Haben diese Probleme aufgrund der COVID-Krise zugenommen?

Die Probleme sind in etwa gleich geblieben, aber bei den finanziellen Schwierigkeiten konnte ich einen Unterschied vor und während bzw. nach der Pandemie feststellen. Natürlich entstanden aufgrund der Pandemie besondere Situationen, insbesondere als die Schule im Mai 2020 einen Fonds zur Unterstützung der Studierenden einrichtete. Die Nachfrage war sehr hoch, was eine entsprechende Nachbetreuung erforderte. Was ebenfalls schlimm war, war die Anzahl der Studierenden, die ihre Jobs in Bars, Restaurants usw. verloren und ihr Studium nicht mehr finanzieren konnten.  

Was ist Ihnen bei den Studierenden während des Lockdowns aufgefallen?

Anlässlich der Mental Health Week organisierten die Studierenden der Sozialen Arbeit Fernpräsentationen, an denen ich teilgenommen habe. Ich hatte früher bereits Gelegenheit gehabt, im Rahmen des Präsenzunterrichts über meine Erfahrungen als selbstständige Sozialarbeiterin zu berichten, weshalb ich bei dieser Online-Präsentation den Unterschied wirklich sehen konnte.
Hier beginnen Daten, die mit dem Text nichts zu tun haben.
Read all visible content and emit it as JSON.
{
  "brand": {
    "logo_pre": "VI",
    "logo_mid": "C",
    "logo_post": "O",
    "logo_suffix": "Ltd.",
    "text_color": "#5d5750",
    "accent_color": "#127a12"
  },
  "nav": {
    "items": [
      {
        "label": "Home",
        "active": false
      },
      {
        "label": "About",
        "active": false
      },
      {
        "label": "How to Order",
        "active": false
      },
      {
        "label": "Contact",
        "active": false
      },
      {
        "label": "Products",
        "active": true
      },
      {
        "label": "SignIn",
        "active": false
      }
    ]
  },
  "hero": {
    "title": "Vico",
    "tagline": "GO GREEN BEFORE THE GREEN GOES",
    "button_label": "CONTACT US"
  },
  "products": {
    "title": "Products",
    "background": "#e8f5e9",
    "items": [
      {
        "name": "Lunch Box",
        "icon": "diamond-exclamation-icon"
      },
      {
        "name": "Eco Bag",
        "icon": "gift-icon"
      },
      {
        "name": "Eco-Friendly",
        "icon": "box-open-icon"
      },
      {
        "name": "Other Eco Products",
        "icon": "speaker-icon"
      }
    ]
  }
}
Die Studierenden waren wie leer, beteiligten sich kaum, tauschten sich nur wenig aus… sie hatten ihren Antrieb verloren.  
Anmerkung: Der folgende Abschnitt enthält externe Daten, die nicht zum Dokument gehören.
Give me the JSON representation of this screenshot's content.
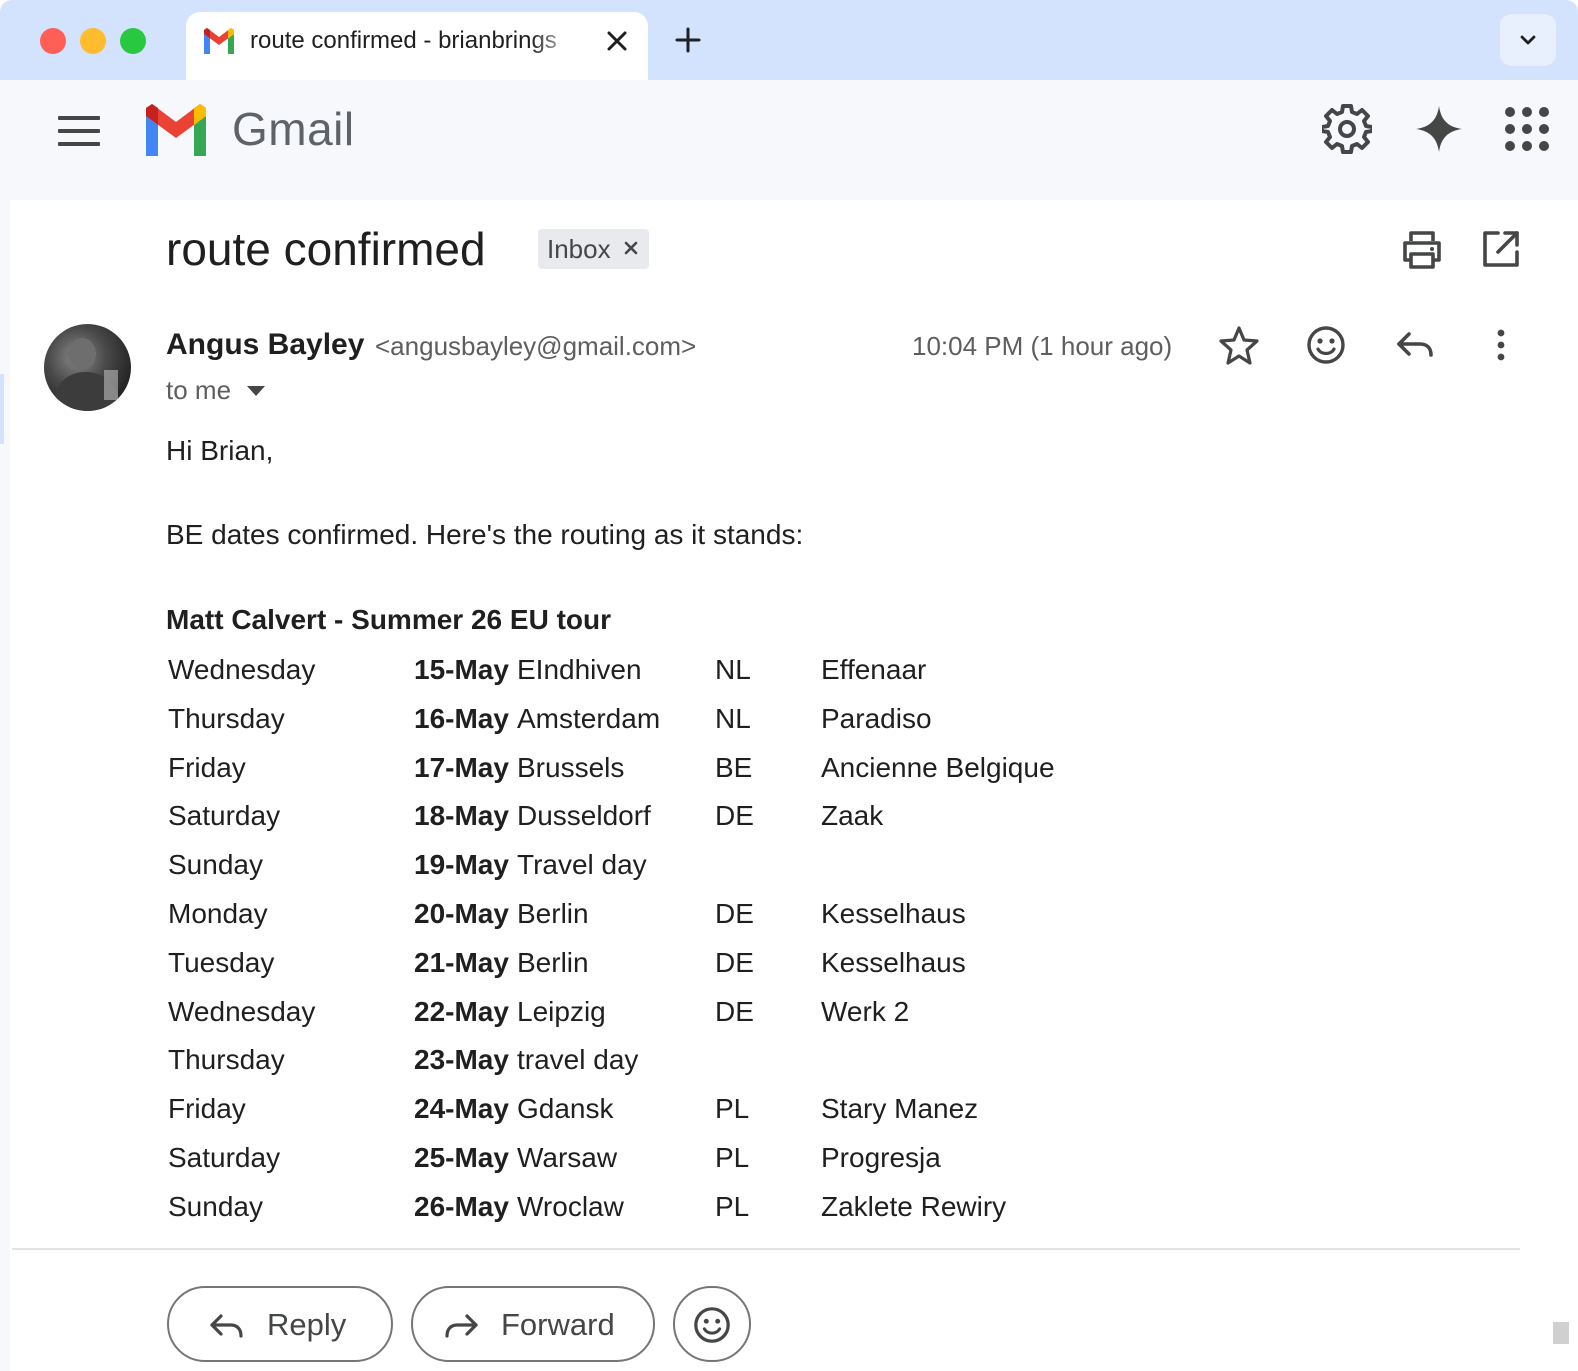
{
  "browser": {
    "tab_title": "route confirmed - brianbrings",
    "icons": [
      "gmail-favicon",
      "close-icon",
      "plus-icon",
      "chevron-down-icon"
    ]
  },
  "gmail": {
    "brand": "Gmail",
    "icons": [
      "menu-icon",
      "settings-icon",
      "gemini-icon",
      "apps-icon"
    ]
  },
  "email": {
    "subject": "route confirmed",
    "label": "Inbox",
    "sender_name": "Angus Bayley",
    "sender_email": "<angusbayley@gmail.com>",
    "recipients": "to me",
    "timestamp": "10:04 PM (1 hour ago)",
    "greeting": "Hi Brian,",
    "intro": "BE dates confirmed. Here's the routing as it stands:",
    "tour_title": "Matt Calvert - Summer 26 EU tour",
    "routing": [
      {
        "day": "Wednesday",
        "date": "15-May",
        "city": "EIndhiven",
        "country": "NL",
        "venue": "Effenaar"
      },
      {
        "day": "Thursday",
        "date": "16-May",
        "city": "Amsterdam",
        "country": "NL",
        "venue": "Paradiso"
      },
      {
        "day": "Friday",
        "date": "17-May",
        "city": "Brussels",
        "country": "BE",
        "venue": "Ancienne Belgique"
      },
      {
        "day": "Saturday",
        "date": "18-May",
        "city": "Dusseldorf",
        "country": "DE",
        "venue": "Zaak"
      },
      {
        "day": "Sunday",
        "date": "19-May",
        "city": "Travel day",
        "country": "",
        "venue": ""
      },
      {
        "day": "Monday",
        "date": "20-May",
        "city": "Berlin",
        "country": "DE",
        "venue": "Kesselhaus"
      },
      {
        "day": "Tuesday",
        "date": "21-May",
        "city": "Berlin",
        "country": "DE",
        "venue": "Kesselhaus"
      },
      {
        "day": "Wednesday",
        "date": "22-May",
        "city": "Leipzig",
        "country": "DE",
        "venue": "Werk 2"
      },
      {
        "day": "Thursday",
        "date": "23-May",
        "city": "travel day",
        "country": "",
        "venue": ""
      },
      {
        "day": "Friday",
        "date": "24-May",
        "city": "Gdansk",
        "country": "PL",
        "venue": "Stary Manez"
      },
      {
        "day": "Saturday",
        "date": "25-May",
        "city": "Warsaw",
        "country": "PL",
        "venue": "Progresja"
      },
      {
        "day": "Sunday",
        "date": "26-May",
        "city": "Wroclaw",
        "country": "PL",
        "venue": "Zaklete Rewiry"
      }
    ]
  },
  "actions": {
    "reply_label": "Reply",
    "forward_label": "Forward"
  },
  "colors": {
    "chrome_bar": "#d3e3fd",
    "gmail_background": "#f6f8fc",
    "gmail_red": "#ea4335",
    "gmail_blue": "#4285f4",
    "gmail_green": "#34a853",
    "gmail_yellow": "#fbbc04",
    "label_chip": "#e8eaed"
  }
}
Was ist Ihre grösste Befürchtung in Bezug auf diese Krise? 

Ich habe gehört, dass die Studierenden sich Sorgen um die Qualität ihres Abschlusses machen. Sie befürchten, dass eine negative Assoziation zwischen dem Diplom und dem Jahr des Abschlusses entsteht, was sich auf ihre Stellensuche auswirken könnte.  

Jetzt, da die Krise vorüber ist, können Sie eine Verbesserung des seelischen Gleichgewichts bei den Studierenden feststellen?   

Bei der Umstellung auf Fernunterricht bemerkte ich, dass sich die Studierenden aufgrund der erforderlichen Anpassungen vermehrt Sorgen machten. Die anschliessende Rückkehr zu einer gewissen Normalität brachte erneut eine Phase der Instabilität und Anpassung mit sich. Ich hatte ein oder zwei Studierende, die aufgrund dessen eine gewisse Form der Erschöpfung aufwiesen. Auch wenn natürlich alle sehr froh waren, wieder zu ihrem gewohnten Alltag zurückzukehren. 

Es ist auch sehr wichtig, Orte zu haben, die mit der jeweiligen Aktivität in Verbindung gebracht werden. Während der COVID-Krise verliess ein Grossteil der Studierenden ihr Zimmer nicht mehr. Die Grenzen zwischen Schul-, Berufs- und Privatleben verschwammen, da alles von zu Hause aus erledigt werden konnte, und es war nicht einfach, ohne diese natürlichen Unterbrechungen eine gesunde Lebensweise zu pflegen. Inzwischen haben wir dieses wichtige Gleichgewicht jedoch wiedergefunden.